How do you Normalize a 300 million record with 300 columns table? Nationwide Consumer Database

Question

How do you Normalize a 300 million record with 300 columns table? Nationwide Consumer Database

dtran1127

Old Hand

Points: 343
More actions
August 24, 2018 at 3:15 pm

#415502

Hello:
Thanks in advance. How would you go about normalizing a 300 million record data set with 300 columns ? This is a consumer database with it's demographics.
The consumers are non-duplicates.
Would it make sense to make another 300 million record set normlizing the demographics such as Interests, hobbies etc etc?

Viewing 5 posts - 1 through 5 (of 5 total)

You must be logged in to reply to this topic. Login to reply

Steve Jones - SSC Editor SSC Guru Points: 742834 More actions · Answer 1

What's the use here? How often are things updated? Certainly you have duplicate data in that there are a large percentage of M and F in there, so you could break these out.

I'd look at query patterns, what is likely to be queried. If I am often querying by lots of varied fields, maybe this works. But if I can break out some sets of columns to other tables, because they aren't always queried, and I can index and examine a subset, maybe that helps.
If this is just read only data, maybe you want to just index most fields.
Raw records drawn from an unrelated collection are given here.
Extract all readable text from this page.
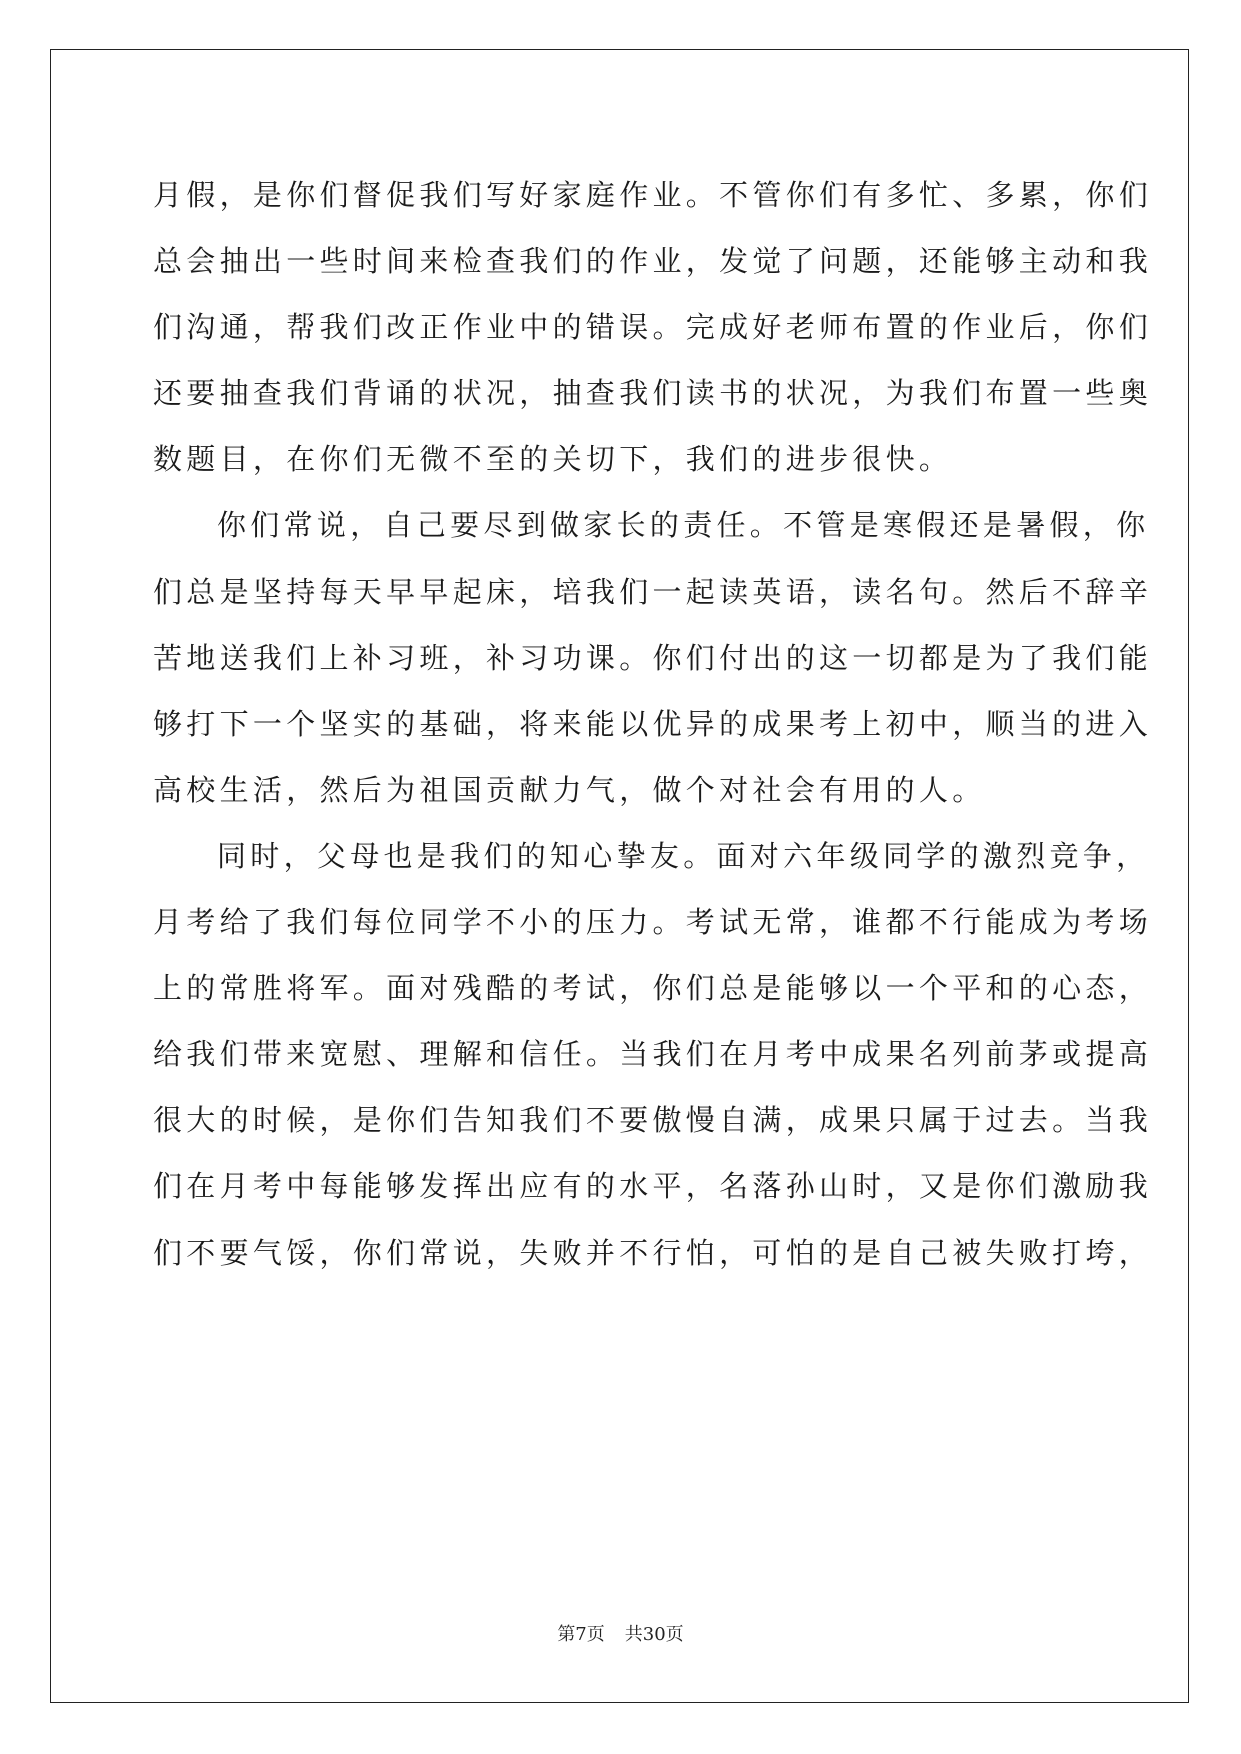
月假，是你们督促我们写好家庭作业。不管你们有多忙、多累，你们
总会抽出一些时间来检查我们的作业，发觉了问题，还能够主动和我
们沟通，帮我们改正作业中的错误。完成好老师布置的作业后，你们
还要抽查我们背诵的状况，抽查我们读书的状况，为我们布置一些奥
数题目，在你们无微不至的关切下，我们的进步很快。
你们常说，自己要尽到做家长的责任。不管是寒假还是暑假，你
们总是坚持每天早早起床，培我们一起读英语，读名句。然后不辞辛
苦地送我们上补习班，补习功课。你们付出的这一切都是为了我们能
够打下一个坚实的基础，将来能以优异的成果考上初中，顺当的进入
高校生活，然后为祖国贡献力气，做个对社会有用的人。
同时，父母也是我们的知心挚友。面对六年级同学的激烈竞争，
月考给了我们每位同学不小的压力。考试无常，谁都不行能成为考场
上的常胜将军。面对残酷的考试，你们总是能够以一个平和的心态，
给我们带来宽慰、理解和信任。当我们在月考中成果名列前茅或提高
很大的时候，是你们告知我们不要傲慢自满，成果只属于过去。当我
们在月考中每能够发挥出应有的水平，名落孙山时，又是你们激励我
们不要气馁，你们常说，失败并不行怕，可怕的是自己被失败打垮，
第7页 共30页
Jonathan AC Roberts SSCoach Points: 18405 More actions · Answer 2

dtran1127 - Friday, August 24, 2018 3:15 PM
Hello:
Thanks in advance. How would you go about normalizing a 300 million record data set with 300 columns ? This is a consumer database with it's demographics.
The consumers are non-duplicates.
Would it make sense to make another 300 million record set normlizing the demographics such as Interests, hobbies etc etc?

300 million consumers?
It's difficult to say without seeing the details but it sounds like a star schema might be what you're looking for. You would have a fact table with 300 columns and 300 million rows. The columns would just be integer Ids with FKs to 300 other dimension tables.

dtran1127 Old Hand Points: 343 More actions · Answer 3

Thanks for that. I will look into star schema. It does look like something that might be better for my type of work. I'm assuming it's because integer id's will run a lot quicker correct?

Jonathan AC Roberts SSCoach Points: 18405 More actions · Answer 4

dtran1127 - Friday, August 24, 2018 4:03 PM
Thanks for that. I will look into star schema. It does look like something that might be better for my type of work. I'm assuming it's because integer id's will run a lot quicker correct?

Yes, integers don't take up much space. You only need to join to the tables relevant to the query you are running. Also, you shouldn't allow nulls on any of the columns. Instead have a negative value which relates to a negative value on the dimension table.